From Taipei's perspective, consider this newspaper's "2010 Cross-Strait Relations Survey." If we simplify the results of the survey on "Taiwan's Future," we get three results. Advocates of immediate or eventual independence total 31%. Advocates of maintaining the statusq quo in perpetuity total 51%. Advocates of immediate or eventual reunification total 14%. As we can see, for some time into the future, "reunification" will not constitute "the will of the people." The same survey shows that the public hopes that cross-Strait relations can be improved and stabilized. The public wants to "reconnect" with the other side, without "substantially changing the status quo." The thinking behind "reconnecting" was proposed by this newspaper in its "glass theory." According to the glass theory, Taiwan is the water, the Republic of China is the glass. As long as the glass remains, the water remains. Once the glass is shattered however, the water is lost. By contrast, the goal of "reunification" [from Beijing's perspective] is to shatter the glass.

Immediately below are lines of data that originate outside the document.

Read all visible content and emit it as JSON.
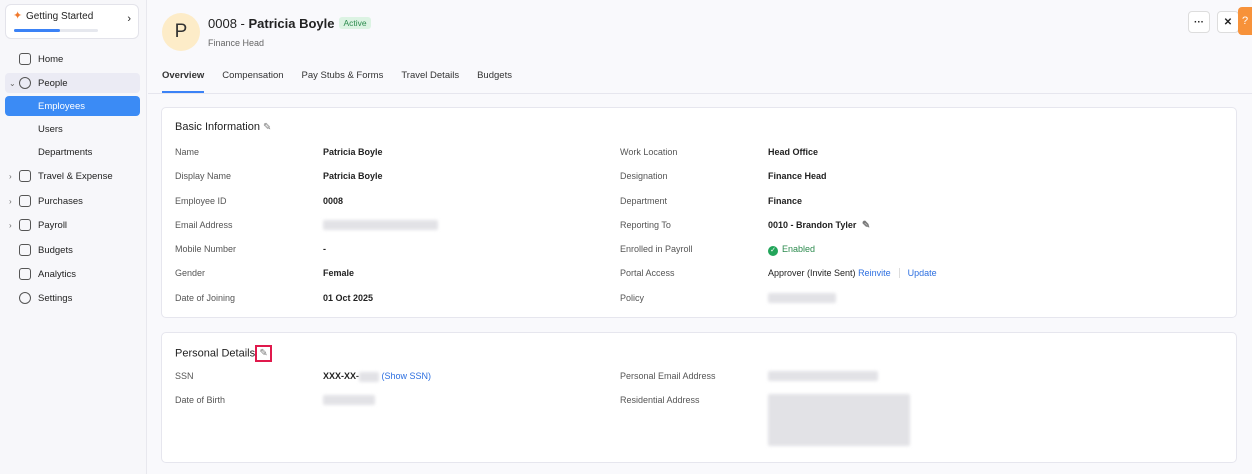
{
  "sidebar": {
    "getting_started": "Getting Started",
    "progress": 0.55,
    "items": [
      {
        "label": "Home"
      },
      {
        "label": "People"
      },
      {
        "label": "Employees"
      },
      {
        "label": "Users"
      },
      {
        "label": "Departments"
      },
      {
        "label": "Travel & Expense"
      },
      {
        "label": "Purchases"
      },
      {
        "label": "Payroll"
      },
      {
        "label": "Budgets"
      },
      {
        "label": "Analytics"
      },
      {
        "label": "Settings"
      }
    ]
  },
  "header": {
    "avatar": "P",
    "id": "0008 - ",
    "name": "Patricia Boyle",
    "status": "Active",
    "designation": "Finance Head",
    "more": "···",
    "close": "✕",
    "help": "?"
  },
  "tabs": [
    "Overview",
    "Compensation",
    "Pay Stubs & Forms",
    "Travel Details",
    "Budgets"
  ],
  "basic": {
    "title": "Basic Information",
    "left": [
      [
        "Name",
        "Patricia Boyle"
      ],
      [
        "Display Name",
        "Patricia Boyle"
      ],
      [
        "Employee ID",
        "0008"
      ],
      [
        "Email Address",
        ""
      ],
      [
        "Mobile Number",
        "-"
      ],
      [
        "Gender",
        "Female"
      ],
      [
        "Date of Joining",
        "01 Oct 2025"
      ]
    ],
    "right": [
      [
        "Work Location",
        "Head Office"
      ],
      [
        "Designation",
        "Finance Head"
      ],
      [
        "Department",
        "Finance"
      ],
      [
        "Reporting To",
        "0010 - Brandon Tyler"
      ],
      [
        "Enrolled in Payroll",
        "Enabled"
      ],
      [
        "Portal Access",
        "Approver (Invite Sent)"
      ],
      [
        "Policy",
        ""
      ]
    ],
    "reinvite": "Reinvite",
    "update": "Update"
  },
  "personal": {
    "title": "Personal Details",
    "ssn_label": "SSN",
    "ssn_value": "XXX-XX-",
    "show_ssn": "(Show SSN)",
    "dob_label": "Date of Birth",
    "email_label": "Personal Email Address",
    "address_label": "Residential Address"
  }
}
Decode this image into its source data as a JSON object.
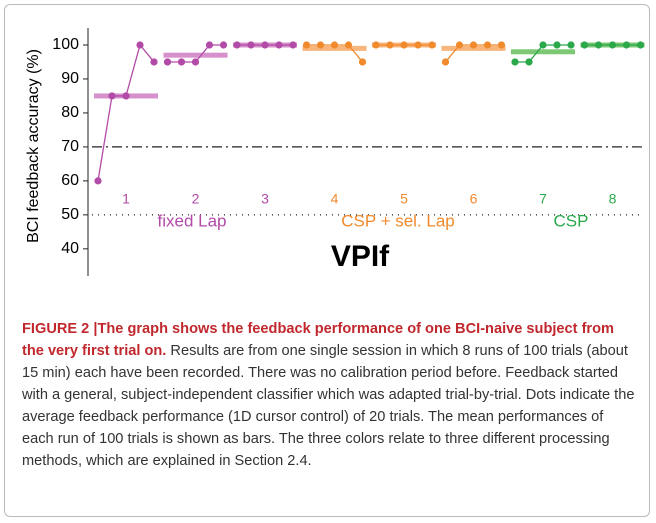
{
  "chart_data": {
    "type": "dot",
    "title": "VPIf",
    "y_label": "BCI feedback accuracy  (%)",
    "ylim": [
      32,
      105
    ],
    "yticks": [
      40,
      50,
      60,
      70,
      80,
      90,
      100
    ],
    "reference_lines": [
      70,
      50
    ],
    "series": [
      {
        "label": "1",
        "color": "#b24aa8",
        "bar_color": "#d690cb",
        "values": [
          60,
          85,
          85,
          100,
          95
        ],
        "mean": 85
      },
      {
        "label": "2",
        "color": "#b24aa8",
        "bar_color": "#d690cb",
        "values": [
          95,
          95,
          95,
          100,
          100
        ],
        "mean": 97
      },
      {
        "label": "3",
        "color": "#b24aa8",
        "bar_color": "#d690cb",
        "values": [
          100,
          100,
          100,
          100,
          100
        ],
        "mean": 100
      },
      {
        "label": "4",
        "color": "#f08a2c",
        "bar_color": "#f8b57c",
        "values": [
          100,
          100,
          100,
          100,
          95
        ],
        "mean": 99
      },
      {
        "label": "5",
        "color": "#f08a2c",
        "bar_color": "#f8b57c",
        "values": [
          100,
          100,
          100,
          100,
          100
        ],
        "mean": 100
      },
      {
        "label": "6",
        "color": "#f08a2c",
        "bar_color": "#f8b57c",
        "values": [
          95,
          100,
          100,
          100,
          100
        ],
        "mean": 99
      },
      {
        "label": "7",
        "color": "#2aa84a",
        "bar_color": "#7cc874",
        "values": [
          95,
          95,
          100,
          100,
          100
        ],
        "mean": 98
      },
      {
        "label": "8",
        "color": "#2aa84a",
        "bar_color": "#7cc874",
        "values": [
          100,
          100,
          100,
          100,
          100
        ],
        "mean": 100
      }
    ],
    "groups": [
      {
        "label": "fixed Lap",
        "color": "#b24aa8"
      },
      {
        "label": "CSP + sel. Lap",
        "color": "#f08a2c"
      },
      {
        "label": "CSP",
        "color": "#2aa84a"
      }
    ]
  },
  "caption": {
    "title": "FIGURE 2 |The graph shows the feedback performance of one BCI-naive subject from the very first trial on.",
    "text": "Results are from one single session in which 8 runs of 100 trials (about 15 min) each have been recorded. There was no calibration period before. Feedback started with a general, subject-independent classifier which was adapted trial-by-trial. Dots indicate the average feedback performance (1D cursor control) of 20 trials. The mean performances of each run of 100 trials is shown as bars. The three colors relate to three different processing methods, which are explained in Section 2.4."
  }
}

Cross-Strait relations require process-oriented "peaceful development." They require goal-oriented "peaceful resolutions." This newspaper's "Six New Year's Day Editorials" proposed "setting new goals, predicated upon rational processes." Process-orientation and goal-orientation are mutually complementary alternatives. Here are the four conclusions previously cited.

Since reunification is difficult, why not reconnect first? If reconnection is successful, reunification may be unnecessary. If reconnection is successful, , the result may be better than reunification. Once reconnection is successful, reunification is also a possibility.

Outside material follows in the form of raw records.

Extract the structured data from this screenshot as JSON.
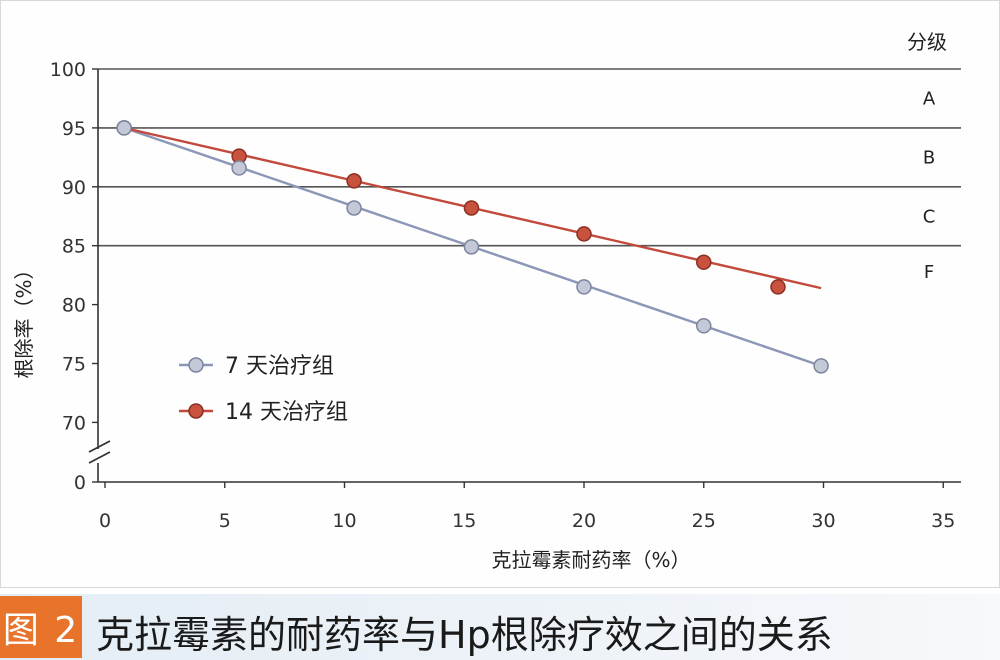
{
  "chart_data": {
    "type": "line",
    "xlabel": "克拉霉素耐药率（%）",
    "ylabel": "根除率（%）",
    "xlim": [
      0,
      35
    ],
    "x_ticks": [
      "0",
      "5",
      "10",
      "15",
      "20",
      "25",
      "30",
      "35"
    ],
    "y_ticks": [
      "0",
      "70",
      "75",
      "80",
      "85",
      "90",
      "95",
      "100"
    ],
    "y_axis_break": true,
    "grade_header": "分级",
    "grades": [
      {
        "label": "A",
        "min": 95,
        "max": 100
      },
      {
        "label": "B",
        "min": 90,
        "max": 95
      },
      {
        "label": "C",
        "min": 85,
        "max": 90
      },
      {
        "label": "F",
        "min": 70,
        "max": 85
      }
    ],
    "grade_lines": [
      100,
      95,
      90,
      85
    ],
    "series": [
      {
        "name": "7 天治疗组",
        "color": "#8c96b6",
        "marker_color": "#c4c9d8",
        "points": [
          [
            0.8,
            95.0
          ],
          [
            5.6,
            91.6
          ],
          [
            10.4,
            88.2
          ],
          [
            15.3,
            84.9
          ],
          [
            20.0,
            81.5
          ],
          [
            25.0,
            78.2
          ],
          [
            29.9,
            74.8
          ]
        ],
        "trend": [
          [
            0.8,
            95.0
          ],
          [
            29.9,
            74.8
          ]
        ]
      },
      {
        "name": "14 天治疗组",
        "color": "#c24a3c",
        "marker_color": "#c8523e",
        "points": [
          [
            0.8,
            95.0
          ],
          [
            5.6,
            92.6
          ],
          [
            10.4,
            90.5
          ],
          [
            15.3,
            88.2
          ],
          [
            20.0,
            86.0
          ],
          [
            25.0,
            83.6
          ],
          [
            28.1,
            81.5
          ]
        ],
        "trend": [
          [
            0.8,
            95.0
          ],
          [
            29.9,
            81.4
          ]
        ]
      }
    ],
    "legend_position": "lower-left"
  },
  "caption": {
    "badge": "图 2",
    "text": "克拉霉素的耐药率与Hp根除疗效之间的关系"
  }
}
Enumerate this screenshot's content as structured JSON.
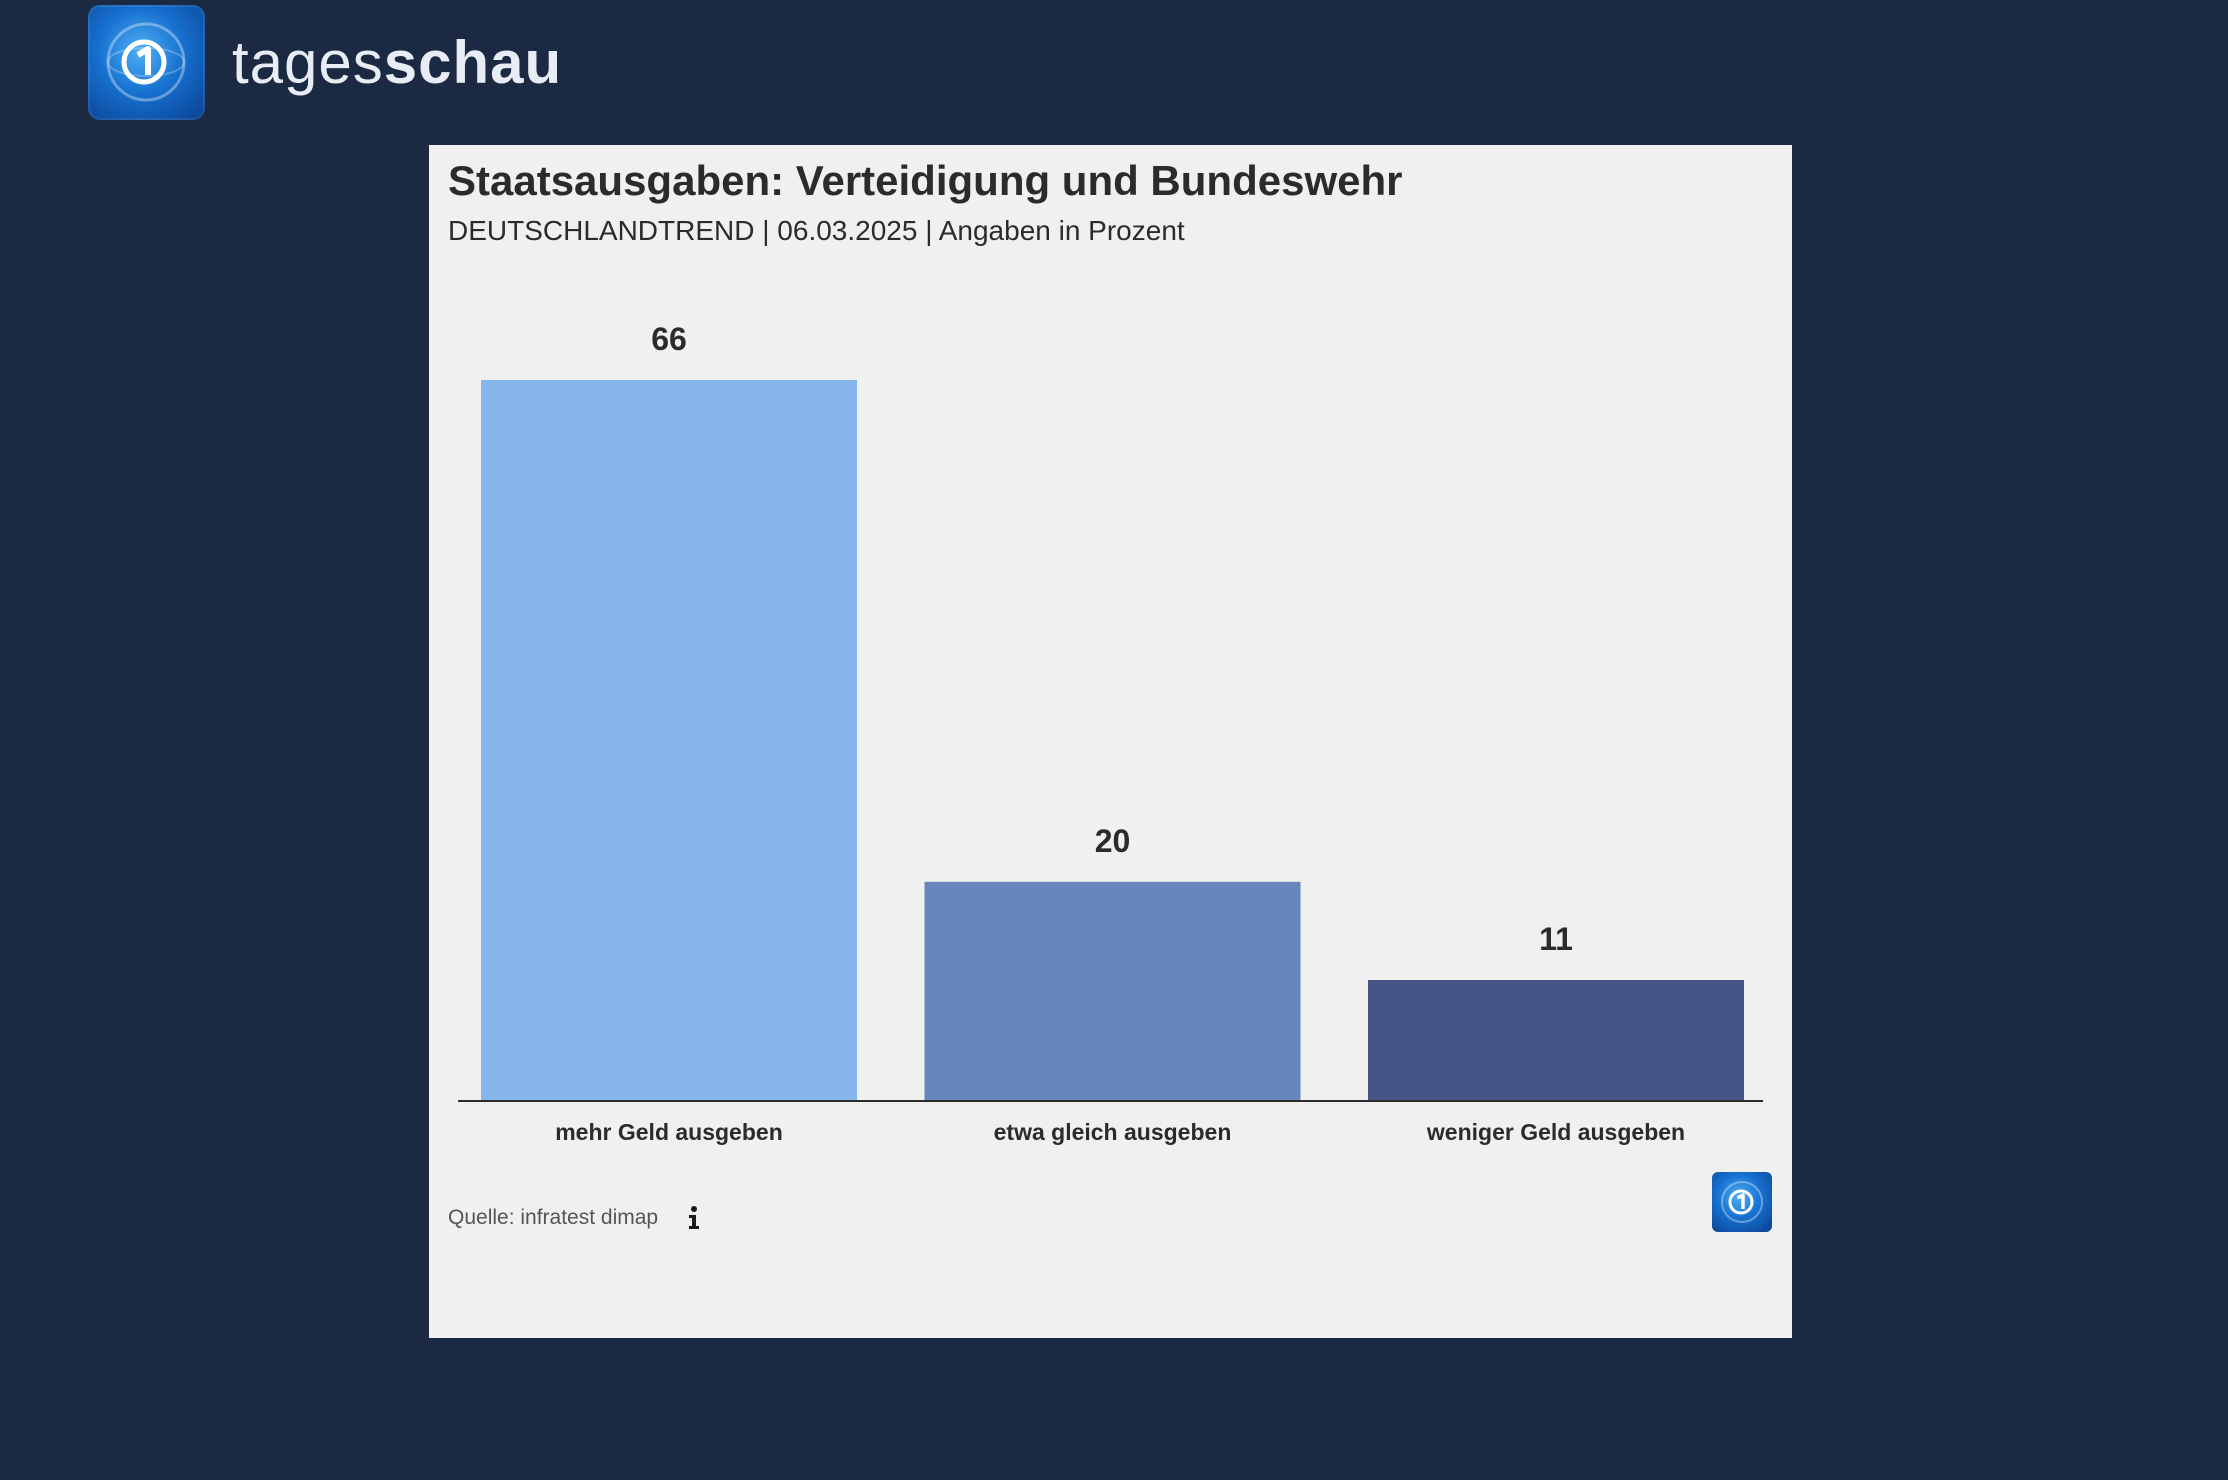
{
  "header": {
    "brand_light": "tages",
    "brand_bold": "schau",
    "logo_icon": "tagesschau-globe-icon"
  },
  "card": {
    "title": "Staatsausgaben: Verteidigung und Bundeswehr",
    "subtitle": "DEUTSCHLANDTREND | 06.03.2025 | Angaben in Prozent",
    "source": "Quelle: infratest dimap",
    "info_icon": "info-icon",
    "corner_icon": "tagesschau-globe-icon"
  },
  "chart_data": {
    "type": "bar",
    "title": "Staatsausgaben: Verteidigung und Bundeswehr",
    "subtitle": "DEUTSCHLANDTREND | 06.03.2025 | Angaben in Prozent",
    "categories": [
      "mehr Geld ausgeben",
      "etwa gleich ausgeben",
      "weniger Geld ausgeben"
    ],
    "values": [
      66,
      20,
      11
    ],
    "colors": [
      "#86b6ec",
      "#6687bb",
      "#445484"
    ],
    "xlabel": "",
    "ylabel": "",
    "ylim": [
      0,
      66
    ],
    "grid": false,
    "legend": "none"
  }
}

These four conclusions are the theme of this article. In other words, reconnection is a face saving measure that could break the cross-Strait impasse. It is also the road to cross-Strait prosperity.

After World War II, four divided countries emerged. North and South Vietnam fought a bitter civil war, underwent regime change, but has yet to resolve its national difficulties. North and South Korea have arranged meetings between their heads of state. But bureaucratic obstacles still stand in the way of talks. East and West Germany were once separated by a wall. But their abruptly reunification left everyone unprepared. By comparison, Taiwan and the Mainland are blessed. We can take incremental steps to improve and stabilize relations. We may be able to find an "historic solution" that will serve as a model for divided countries around the world. China, which has also been divided into two parts, is different from the three other divided countries. The biggest difference is that we can use "reconnection" as a face saving measure and the road to prosperity.

Taipei and Beijing have a responsibility to make good use this face saving measure and road to prosperity. Especially Beijing. Taiwan has adopted democracy. Any high-level "connection," such as a peace agreement or a confederation, will require Beijing's initiative. Otherwise, allegations of "pandering to [Mainland] China and selling out Taiwan" will fly. But if Beijing were to promote a gradual scheme for "reconnecting," it could bypass partisan political struggles on Taiwan. It could appeal directly to the public on Taiwan. It could offer a proposal, similar to ECFA, that would immediately appeal the public on Taiwan. Taipei and Beijing would have a fait accompli on their hands. Of course, for Beijing to move from "reunification" to "reconnection," is easier said than done. After all, it has already found itself mired in a "commitment trap" for some time.

Both sides of the Taiwan Strait know perfectly well that the past few years constitute a fleeting historical opportunity. If the overall situation undergoes further change, perhaps even "reconnection" will no longer be an option. This would once again plunge the two sides into a "commitment trap." Therefore, we propose that Mainland authorities encourage free discussion of "reconnection" by Mainland think-tanks. This will reduce the impasse. After all, one's ideas determine one's behavior. One's vision determines one's horizons.